Researchers, legislators collaborate to reduce effects of sea level rise in Boston
By Saya Ameli Hajebi
Boston has become one of the first cities in the United States to have a city-wide Green New Deal, as the climate crisis seeps into the daily lives of residents. Environmental researchers, community leaders and legislators collaborate under a ticking clock in the hopes of preventing Boston’s neighborhoods from submerging.
In 1857, the Commonwealth of Massachusetts contracted workers to begin leveling hills with steam-powered engines and build a new neighborhood over a small saltwater bay. They were not thinking that the sea could someday rise and wash their hard work away. Now, Boston is the eighth most vulnerable city in the world in terms of the overall cost damage from rising sea levels, according to a study conducted by the World Bank.
“The most we can do right now is slow down the rate of climate change, without doing something as risky as geoengineering, not reverse it,” said Paul Kirshen, a professor at the University of Massachusetts Boston who researches climate adaptation methods for the city. “We may only have to deal with three feet instead of seven feet of sea level rise.”
Kirshen explained that even if carbon emissions were eliminated today, enough greenhouse gas emissions are already in the atmosphere that Boston would still face significantly more sea level rise-induced flooding in the next few decades, a claim supported by a recent Climate Ready Boston report.
In August 2020, Boston City Councilor At-Large Michelle Wu released a Boston-specific Green New Deal, the first of its kind. The 49-page document, spearheaded by lead author Nina Schlegel, outlines an intersectional approach to battling climate change, with solutions ranging from affordable housing and public transportation to racial and economic justice.
“I’m really proud of my team and a huge coalition that came together to propose the first city-level Green New Deal in the country,” Wu said. “We put forward principles for a Green New Deal and a just recovery, 15 policies that Boston could implement that we hope could be [an] inspiration or example for other cities to take on as well.”
Wu warned that the impacts of climate change have already arrived.
“A couple of months ago, I was standing on Morrissey Boulevard at high tide to draw attention to the fact that regularly at high tide, a major stretch of roadway is impassable to first responders or residents trying to get to work or school,” Wu said. “I had my boots on and the water was up past my ankles standing in the middle of the road.”
Justin Hollander, a professor of urban and environmental policy and planning at Tufts, spoke to Boston’s development in spaces that are likely to be affected by climate change.
“A lot of the city is built in an unsustainable way,” Hollander said. “People talk about the city of Boston being progressive and addressing climate change, but when you look at a lot of the new developments in the Seaport District, [they are] basically at sea level.”
According to Hollander, Boston has historically relied on the private market to respond to environmental threats. He added that many communities consisting of people of color and low-income families are especially vulnerable to the effects of the sea level rise.
Researchers like Kirshen are actively working to push legislators to integrate climate adaptation research into urgent action to protect coastal communities.
Kirshen’s research has been instrumental in the development of the Resilient Boston Harbor Initiative, which takes an equitable approach to climate adaptation.

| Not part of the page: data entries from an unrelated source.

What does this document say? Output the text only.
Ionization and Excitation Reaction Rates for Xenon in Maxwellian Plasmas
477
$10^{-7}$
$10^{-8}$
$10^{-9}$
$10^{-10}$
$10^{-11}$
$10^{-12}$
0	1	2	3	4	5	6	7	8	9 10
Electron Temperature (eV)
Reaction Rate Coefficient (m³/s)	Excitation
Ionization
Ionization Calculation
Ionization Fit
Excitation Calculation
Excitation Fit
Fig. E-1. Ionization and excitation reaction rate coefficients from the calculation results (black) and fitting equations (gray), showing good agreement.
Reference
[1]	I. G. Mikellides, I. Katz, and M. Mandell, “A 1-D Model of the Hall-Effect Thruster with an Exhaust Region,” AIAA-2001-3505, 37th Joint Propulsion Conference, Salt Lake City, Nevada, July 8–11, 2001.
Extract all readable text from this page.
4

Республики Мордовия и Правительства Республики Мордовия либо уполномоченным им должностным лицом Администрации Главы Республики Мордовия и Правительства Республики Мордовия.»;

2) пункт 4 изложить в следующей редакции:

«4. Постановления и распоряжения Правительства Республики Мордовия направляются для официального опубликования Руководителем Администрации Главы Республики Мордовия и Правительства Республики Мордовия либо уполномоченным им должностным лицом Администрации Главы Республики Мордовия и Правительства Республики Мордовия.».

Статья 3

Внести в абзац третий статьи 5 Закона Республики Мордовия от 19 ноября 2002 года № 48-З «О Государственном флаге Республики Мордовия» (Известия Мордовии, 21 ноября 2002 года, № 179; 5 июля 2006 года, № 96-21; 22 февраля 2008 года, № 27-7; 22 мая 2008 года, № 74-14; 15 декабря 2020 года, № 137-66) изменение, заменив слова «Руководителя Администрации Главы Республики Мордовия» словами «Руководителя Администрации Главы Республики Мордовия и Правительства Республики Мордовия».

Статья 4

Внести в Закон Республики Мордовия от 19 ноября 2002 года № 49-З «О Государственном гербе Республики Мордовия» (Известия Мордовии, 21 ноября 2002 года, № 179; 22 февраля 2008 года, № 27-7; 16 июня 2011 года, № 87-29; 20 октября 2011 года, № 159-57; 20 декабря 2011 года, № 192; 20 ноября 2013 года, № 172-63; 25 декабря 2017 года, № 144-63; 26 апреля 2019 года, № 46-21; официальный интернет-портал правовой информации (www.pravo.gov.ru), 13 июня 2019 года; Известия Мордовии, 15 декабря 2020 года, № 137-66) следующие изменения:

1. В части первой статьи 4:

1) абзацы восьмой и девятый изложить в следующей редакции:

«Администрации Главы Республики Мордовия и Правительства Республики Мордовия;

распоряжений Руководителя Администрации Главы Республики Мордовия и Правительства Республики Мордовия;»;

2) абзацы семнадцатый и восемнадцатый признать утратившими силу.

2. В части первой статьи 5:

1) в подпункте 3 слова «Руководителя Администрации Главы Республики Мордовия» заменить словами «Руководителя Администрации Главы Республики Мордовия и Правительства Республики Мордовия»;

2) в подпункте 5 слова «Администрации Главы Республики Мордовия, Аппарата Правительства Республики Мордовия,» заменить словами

The initiative creates sustainable jobs by investing in elevated green community spaces and flood-resistant buildings along the city’s waterfront. These structural changes aim to alleviate the cost coastline families would have had to bear, as they protect the communities at risk.
One of Kirshen’s studies published in May 2018 considered the use of a natural harbor-wide barrier to protect Boston communities from flooding.

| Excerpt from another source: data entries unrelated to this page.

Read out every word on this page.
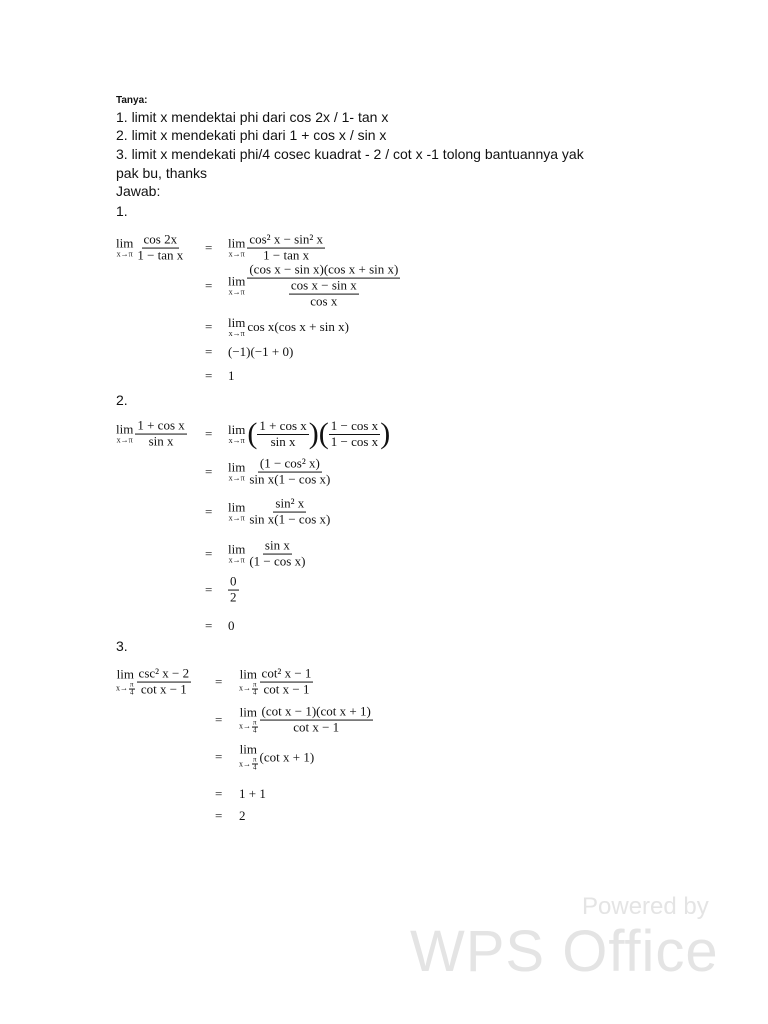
Tanya:
1. limit x mendektai phi dari cos 2x / 1- tan x
2. limit x mendekati phi dari 1 + cos x / sin x
3. limit x mendekati phi/4 cosec kuadrat - 2 / cot x -1 tolong bantuannya yak
pak bu, thanks
Jawab:
1.
2.
3.
lim
$x\to\pi \frac{\cos 2x}{\text{1 − tan x}} = \lim$
$x\to\pi \frac{\text{cos² x − sin² x}}{\text{1 − tan x}}$
= lim
$x\to\pi \frac{\text{(cos x − sin x)(cos x + sin x)}}{\frac{\text{cos x − sin x}}{\text{cos x}}}$
= lim
x→π cos x(cos x + sin x)
= (−1)(−1 + 0)
= 1
lim
$x\to\pi \frac{\text{1 + cos x}}{\text{sin x}} = \lim$
x→π ( $\frac{\text{1 + cos x}}{\text{sin x}}$ ) ( $\frac{\text{1 − cos x}}{\text{1 − cos x}}$ )
= lim
$x\to\pi \frac{\text{(1 − cos² x)}}{\text{sin x(1 − cos x)}}$
= lim
$x\to\pi \frac{\text{sin² x}}{\text{sin x(1 − cos x)}}$
= lim
$x\to\pi \frac{\text{sin x}}{\text{(1 − cos x)}}$
= $\frac{0}{2}$
= 0
lim
$x\to \frac{\pi}{4} \frac{\text{csc² x − 2}}{\text{cot x − 1}} = \lim$
$x\to \frac{\pi}{4} \frac{\text{cot² x − 1}}{\text{cot x − 1}}$
= lim
$x\to \frac{\pi}{4} \frac{\text{(cot x − 1)(cot x + 1)}}{\text{cot x − 1}}$
= lim
$x\to \frac{\pi}{4} (\cot$ x + 1)
= 1 + 1
= 2
Powered by
WPS Office
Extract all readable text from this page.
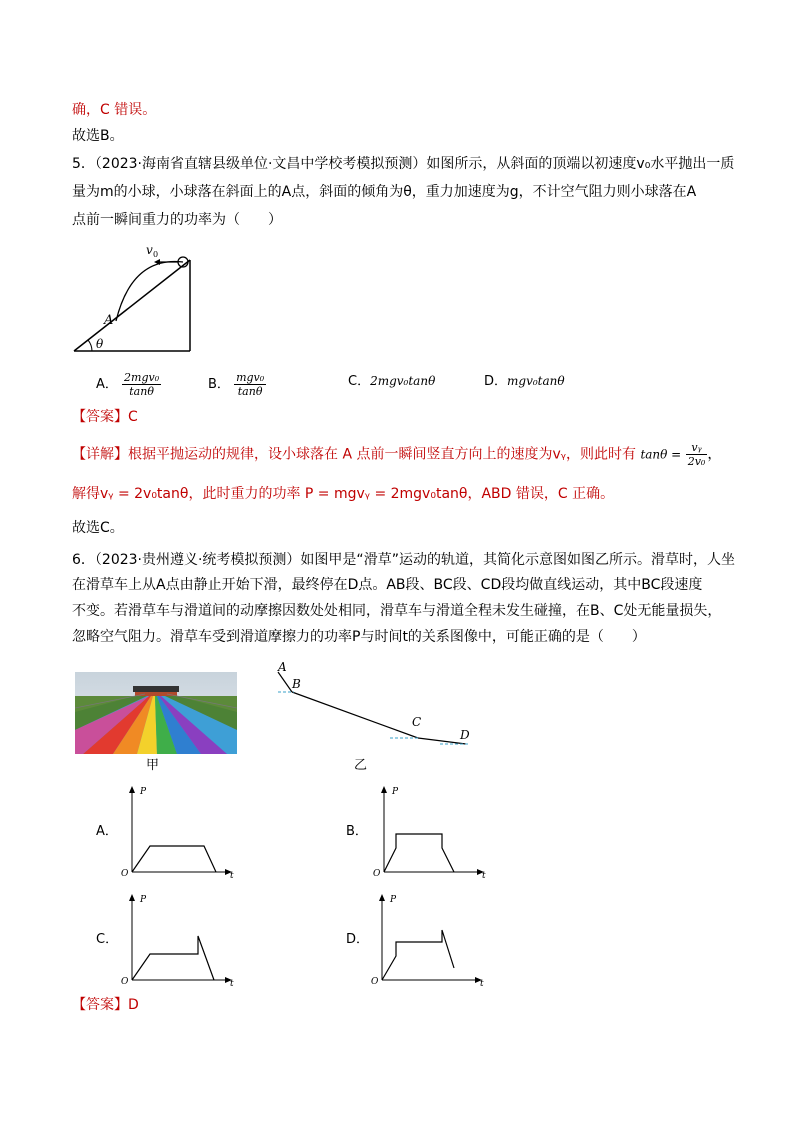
确，C 错误。
故选B。
5．（2023·海南省直辖县级单位·文昌中学校考模拟预测）如图所示，从斜面的顶端以初速度v₀水平抛出一质
量为m的小球，小球落在斜面上的A点，斜面的倾角为θ，重力加速度为g，不计空气阻力则小球落在A
点前一瞬间重力的功率为（　　）
v 0
A
θ
A． $\frac{\text{2mgv₀}}{\tan\theta}$	B． $\frac{\text{mgv₀}}{\tan\theta}$	C．2mgv₀tanθ	D．mgv₀tanθ
【答案】C
【详解】根据平抛运动的规律，设小球落在 A 点前一瞬间竖直方向上的速度为vᵧ，则此时有 $\tan\theta = \frac{\text{vᵧ}}{\text{2v₀}}$ ，
解得vᵧ = 2v₀tanθ，此时重力的功率 P = mgvᵧ = 2mgv₀tanθ，ABD 错误，C 正确。
故选C。
6．（2023·贵州遵义·统考模拟预测）如图甲是“滑草”运动的轨道，其简化示意图如图乙所示。滑草时，人坐
在滑草车上从A点由静止开始下滑，最终停在D点。AB段、BC段、CD段均做直线运动，其中BC段速度
不变。若滑草车与滑道间的动摩擦因数处处相同，滑草车与滑道全程未发生碰撞，在B、C处无能量损失，
忽略空气阻力。滑草车受到滑道摩擦力的功率P与时间t的关系图像中，可能正确的是（　　）
甲
A
B
C
D
乙
A．
P
t
O
B．
P
t
O
C．
P
t
O
D．
P
t
O
【答案】D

“[The study] actually became the official policy of the city in October of 2018,” Kirshen said.
Kirshen’s intersectional approach to climate research is an example of an important collaboration between researchers, community leaders and local and statewide legislators. Yet, even with new legislation in place, Boston still has a long way to go.
“We know how to get our emissions to zero, we know how to do mitigation and adaptation planning,” Kirshen said. “We know the answers; it’s just a lack of political will.”
He encourages students to get involved in politics and vote for candidates that will represent their values.
“Volunteering on a campaign is one of the best things you can do,” Kirshen said. “We do not have effective leadership, [and] it also reflects the will of the voters.”
However, following a new wave of political engagement with record turnout from voters in the 2020 election and rising youth activism, this dynamic may be changing.
Wu echoed this sentiment. “Everyone has a role to play in demonstrating and agitating and pushing for our progress to match the scale and urgency of this moment,” Wu said.
After becoming the first woman of color to serve as the president of the council, Wu has decided to run for mayor this year. Wu said she is inspired by the students and youth activists who frame the climate crisis not as something to run away from or simply mitigate, but as an opportunity to advocate for justice. Emanating the vision of her Green New Deal for Boston, she explained that the climate crisis cannot be addressed without climate justice.
“This is about reaching out and grabbing our best, strongest, most vibrant collective future together and that’s how we are framing all of our policies,” Wu said.